Scikit-learn compatibility
NeuPy contains a few compatibilities that make it possible use NeuPy with the scikit-learn library.
Fit method
You can use fit method instead of the train method.
from neupy import algorithms
# Function `load_data` is not implemented
x_train, y_train = load_data()
network = Input(3) >> Sigmoid(2) >> Sigmoid(1)
optimizer = algorithms.GradientDescent(network, verbose=True)
optimizer.fit(x_train, y_train, epochs=100)
Transform method
You can use transform method instead of the predict method.
from neupy import algorithms
# Function `load_data` is not implemented
x_train, y_train = load_data()
network = Input(3) >> Sigmoid(2) >> Sigmoid(1)

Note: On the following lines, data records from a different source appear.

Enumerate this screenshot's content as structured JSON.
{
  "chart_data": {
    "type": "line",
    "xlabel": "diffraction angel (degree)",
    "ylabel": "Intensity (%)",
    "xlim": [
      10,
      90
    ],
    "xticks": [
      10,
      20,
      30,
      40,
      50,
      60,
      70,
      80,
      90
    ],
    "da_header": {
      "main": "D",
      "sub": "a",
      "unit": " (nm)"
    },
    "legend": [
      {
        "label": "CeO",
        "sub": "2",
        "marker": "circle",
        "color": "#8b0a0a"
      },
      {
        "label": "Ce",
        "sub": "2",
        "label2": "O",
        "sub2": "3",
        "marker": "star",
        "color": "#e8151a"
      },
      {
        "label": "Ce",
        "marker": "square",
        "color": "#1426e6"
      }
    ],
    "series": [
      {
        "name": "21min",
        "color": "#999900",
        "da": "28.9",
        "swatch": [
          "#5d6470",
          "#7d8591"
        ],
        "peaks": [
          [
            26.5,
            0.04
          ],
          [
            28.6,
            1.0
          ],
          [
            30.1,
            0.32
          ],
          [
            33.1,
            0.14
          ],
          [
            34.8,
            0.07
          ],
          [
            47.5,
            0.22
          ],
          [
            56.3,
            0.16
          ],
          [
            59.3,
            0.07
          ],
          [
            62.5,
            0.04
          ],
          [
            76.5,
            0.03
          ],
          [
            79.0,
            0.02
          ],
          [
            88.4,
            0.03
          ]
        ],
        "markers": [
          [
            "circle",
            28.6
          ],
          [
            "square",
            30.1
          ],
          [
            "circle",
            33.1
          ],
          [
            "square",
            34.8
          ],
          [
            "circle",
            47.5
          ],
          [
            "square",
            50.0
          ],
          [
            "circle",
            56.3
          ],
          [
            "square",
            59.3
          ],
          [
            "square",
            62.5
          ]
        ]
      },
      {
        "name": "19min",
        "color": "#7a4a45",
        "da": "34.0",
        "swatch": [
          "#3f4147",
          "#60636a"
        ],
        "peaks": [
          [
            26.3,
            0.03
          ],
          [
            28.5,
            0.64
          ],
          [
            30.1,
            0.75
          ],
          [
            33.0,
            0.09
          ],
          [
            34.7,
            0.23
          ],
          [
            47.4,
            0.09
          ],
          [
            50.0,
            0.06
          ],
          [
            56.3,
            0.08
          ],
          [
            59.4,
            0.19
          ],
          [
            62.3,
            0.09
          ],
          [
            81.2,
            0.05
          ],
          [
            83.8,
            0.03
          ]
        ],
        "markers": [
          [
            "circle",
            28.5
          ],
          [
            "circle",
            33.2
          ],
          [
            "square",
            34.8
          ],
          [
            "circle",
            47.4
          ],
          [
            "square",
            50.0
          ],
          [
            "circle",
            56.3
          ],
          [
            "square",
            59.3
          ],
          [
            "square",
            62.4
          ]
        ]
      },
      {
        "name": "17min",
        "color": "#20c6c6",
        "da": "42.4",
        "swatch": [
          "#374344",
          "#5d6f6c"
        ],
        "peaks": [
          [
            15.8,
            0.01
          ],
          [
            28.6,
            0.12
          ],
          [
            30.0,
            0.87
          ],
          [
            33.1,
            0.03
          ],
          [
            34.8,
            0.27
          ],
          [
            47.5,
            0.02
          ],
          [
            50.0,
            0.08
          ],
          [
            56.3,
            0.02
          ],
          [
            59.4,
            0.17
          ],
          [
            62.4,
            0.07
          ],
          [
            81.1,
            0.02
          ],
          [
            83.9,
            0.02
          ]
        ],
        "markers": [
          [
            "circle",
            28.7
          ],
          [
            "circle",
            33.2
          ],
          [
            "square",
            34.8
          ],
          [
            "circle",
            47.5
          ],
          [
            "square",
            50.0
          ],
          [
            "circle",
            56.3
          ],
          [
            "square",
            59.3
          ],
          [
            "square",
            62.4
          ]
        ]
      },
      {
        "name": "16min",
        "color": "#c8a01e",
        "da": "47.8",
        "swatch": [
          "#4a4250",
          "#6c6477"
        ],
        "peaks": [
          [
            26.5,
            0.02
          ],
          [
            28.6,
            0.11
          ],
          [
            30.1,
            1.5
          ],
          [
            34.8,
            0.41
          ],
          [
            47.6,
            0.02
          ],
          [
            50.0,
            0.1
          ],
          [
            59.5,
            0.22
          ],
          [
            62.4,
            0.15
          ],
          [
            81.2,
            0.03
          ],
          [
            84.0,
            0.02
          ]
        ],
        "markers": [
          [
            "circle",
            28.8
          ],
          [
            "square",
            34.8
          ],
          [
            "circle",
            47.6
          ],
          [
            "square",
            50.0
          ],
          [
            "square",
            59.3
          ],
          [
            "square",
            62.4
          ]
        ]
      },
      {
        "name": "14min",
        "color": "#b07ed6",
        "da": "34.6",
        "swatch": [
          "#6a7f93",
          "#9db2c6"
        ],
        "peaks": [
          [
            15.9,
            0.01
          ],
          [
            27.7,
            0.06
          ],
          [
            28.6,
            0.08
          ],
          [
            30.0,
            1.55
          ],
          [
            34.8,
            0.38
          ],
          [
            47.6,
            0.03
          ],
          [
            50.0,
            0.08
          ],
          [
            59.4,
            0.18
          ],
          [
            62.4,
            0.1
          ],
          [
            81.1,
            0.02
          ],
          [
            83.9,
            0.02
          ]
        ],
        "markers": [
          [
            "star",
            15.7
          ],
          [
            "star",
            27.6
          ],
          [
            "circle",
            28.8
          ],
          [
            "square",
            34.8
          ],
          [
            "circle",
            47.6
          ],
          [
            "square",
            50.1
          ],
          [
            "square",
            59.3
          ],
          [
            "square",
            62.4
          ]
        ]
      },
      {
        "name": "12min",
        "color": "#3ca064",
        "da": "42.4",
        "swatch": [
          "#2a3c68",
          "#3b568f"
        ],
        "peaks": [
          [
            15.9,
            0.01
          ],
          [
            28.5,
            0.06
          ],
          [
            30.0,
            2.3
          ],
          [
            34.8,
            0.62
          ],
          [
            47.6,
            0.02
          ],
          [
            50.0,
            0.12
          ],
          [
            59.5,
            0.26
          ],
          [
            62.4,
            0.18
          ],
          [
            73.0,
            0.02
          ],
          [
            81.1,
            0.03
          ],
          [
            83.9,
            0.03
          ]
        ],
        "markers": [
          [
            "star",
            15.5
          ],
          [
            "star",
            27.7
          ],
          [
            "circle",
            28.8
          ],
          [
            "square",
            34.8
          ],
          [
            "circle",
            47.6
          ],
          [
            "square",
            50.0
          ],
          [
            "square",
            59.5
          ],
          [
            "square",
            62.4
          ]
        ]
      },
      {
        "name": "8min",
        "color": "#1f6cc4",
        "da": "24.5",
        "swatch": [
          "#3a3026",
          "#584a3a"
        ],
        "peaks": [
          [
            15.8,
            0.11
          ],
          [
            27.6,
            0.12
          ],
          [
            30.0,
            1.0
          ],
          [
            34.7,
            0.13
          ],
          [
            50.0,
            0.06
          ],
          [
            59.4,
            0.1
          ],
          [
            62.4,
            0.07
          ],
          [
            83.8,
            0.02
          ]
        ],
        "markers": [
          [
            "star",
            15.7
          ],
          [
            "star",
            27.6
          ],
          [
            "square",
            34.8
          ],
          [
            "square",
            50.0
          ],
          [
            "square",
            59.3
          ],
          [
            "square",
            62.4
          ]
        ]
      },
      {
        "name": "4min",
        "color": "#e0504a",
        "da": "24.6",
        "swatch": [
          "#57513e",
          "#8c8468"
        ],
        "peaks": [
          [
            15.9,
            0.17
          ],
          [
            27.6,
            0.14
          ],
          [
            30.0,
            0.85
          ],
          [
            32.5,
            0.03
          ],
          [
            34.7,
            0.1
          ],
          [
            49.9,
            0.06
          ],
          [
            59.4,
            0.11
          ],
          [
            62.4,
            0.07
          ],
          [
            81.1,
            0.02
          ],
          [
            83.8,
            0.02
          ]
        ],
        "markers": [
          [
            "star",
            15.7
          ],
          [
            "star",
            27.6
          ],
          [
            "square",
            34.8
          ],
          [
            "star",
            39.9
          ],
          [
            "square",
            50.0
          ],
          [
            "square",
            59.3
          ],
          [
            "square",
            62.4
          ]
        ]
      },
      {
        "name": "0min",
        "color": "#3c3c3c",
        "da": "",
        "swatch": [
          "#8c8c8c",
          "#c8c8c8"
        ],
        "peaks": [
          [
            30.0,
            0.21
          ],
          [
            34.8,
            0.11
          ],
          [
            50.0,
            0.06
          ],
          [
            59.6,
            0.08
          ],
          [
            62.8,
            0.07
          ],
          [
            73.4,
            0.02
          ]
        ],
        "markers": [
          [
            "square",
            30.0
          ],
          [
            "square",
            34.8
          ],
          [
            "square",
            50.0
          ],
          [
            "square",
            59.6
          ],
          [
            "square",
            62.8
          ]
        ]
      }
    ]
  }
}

optimizer = algorithms.GradientDescent(network, verbose=True)
y_predicted = optimizer.transform(x_train)
Pipelines
It’s possible to use NeuPy in scikit-learn pipelines.
from sklearn import preprocessing, pipeline
from neupy import algorithms
network = Input(3) >> Sigmoid(2) >> Sigmoid(1)
pipeline = pipeline.Pipeline([
('min_max_scaler', preprocessing.MinMaxScaler()),
('backpropagation', algorithms.GradientDescent(network)),
])
# Function `load_data` is not implemented
x_train, y_train, x_test, y_test = load_data()
pipeline.fit(x_train, y_train, backpropagation__epochs=1000)
y_predict = pipeline.predict(x_test)
Issues
Not all features from scikit-learn library can be used with NeuPy. Copying of the networks and training algorithms cannot be done in a simple way and any function or class from scikit-learn that depends on the clone function will fail. For example, function like cross_val_score will not work with NeuPy classes.
Also, copying neural network might not be enough, because weights from the network will be copied as well. And cross validation on the copied network won’t show you exact performance, because network has been already pre-trained before it was copied.